We’ll be running the Hash_Additive
version, as this is the best one we’ve produced so far.
Here are the results (I didn’t have patience to finish 2.5M steps):
Steps | Time for 10,000, sec | Total time, sec | ||
---|---|---|---|---|
Java | C++ | Java | C++ | |
10,000 | 0.75 | 0.77 | 0.75 | 0.77 |
20,000 | 1.6 | 2.7 | 2.3 | 3.5 |
30,000 | 2.7 | 4.9 | 5.0 | 8.4 |
500,000 | 125 | 317 | 2,206 | 6,301 |
1,000,000 | 324 | 980 | 13,577 | 37,160 |
1,500,000 | 553 | 1,670 | 35,203 | 101,968 |
2,000,000 | 834 | 2,436 | 70,420 | 187,174 |
2,500,000 | 1,126 | 119,481 |
This result is sensational. The C++ is losing dramatically. The execution speed in C++ becomes three times lower than in Java as the structure grows. Why this happens is a topic of another big investigation. We can straight away come with some theories:
-
One possible explanations involves a different strategy of memory allocation (direct allocate/deallocate vs garbage collection);
-
Different memory layout patterns could have caused better utilisation of the RAM cache in Java’s case;
-
Java could have generated much better code;
-
This could be a result of Java using compressed pointers (objects become shorter and more of them fit into the cache).
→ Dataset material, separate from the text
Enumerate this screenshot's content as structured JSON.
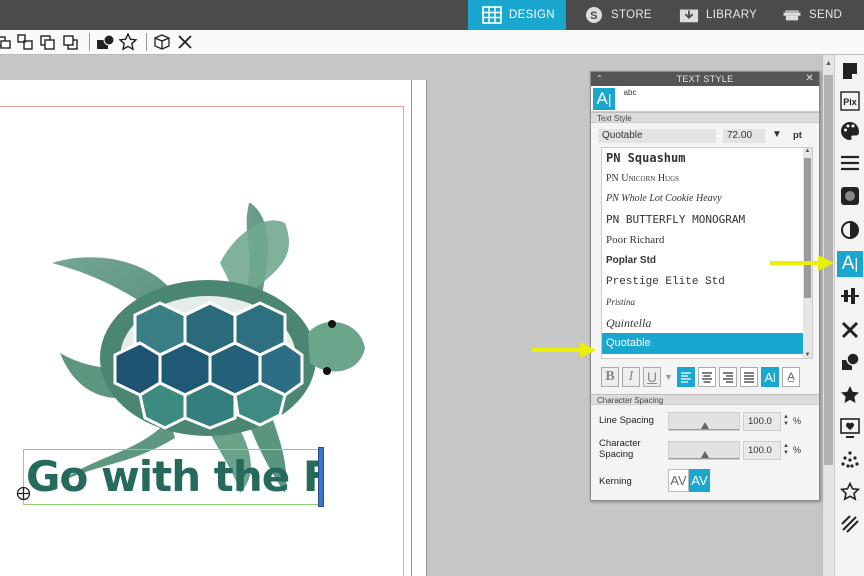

We won’t investigate it here, however, as this article is already too long. We’ll return to this issue later.
Conclusions
-
The general myth “C++ is always faster than Java” is busted.
-
The default hash map implementation in C++ is better than the default one in Java.
-
However, Java’s hash map performance can be improved by using higher capacity and the
LinkedHashMap
, while the C++’s can’t (or, rather, it can, but by custom coding). -
Most of the optimisations applicable in Java are also applicable in C++. This specifically applies to implementing a custom-made hash map. In our case it performed three times faster than the standard one (although the standard one worked three times faster than the Java’s standard one).
-
The custom implementation of hash maps makes both Java and C++ faster, but helps Java more (in fact, it helps it so much that it outperforms C++).
-
The C++’s default hash function for integer numbers (
uint32_t
in our test) works much better than the one in Java. It performed better than any of the custom ones until we implemented a custom hash map. Why this happened is still a mystery. -
While C++ caught up with Java performance on the small test, it failed miserably on the big one.
Coming soon
The C++ program being three times slower than the Java version is an abnormal situation and a mystery. It must be investigated. I’ll do that in one of the next articles.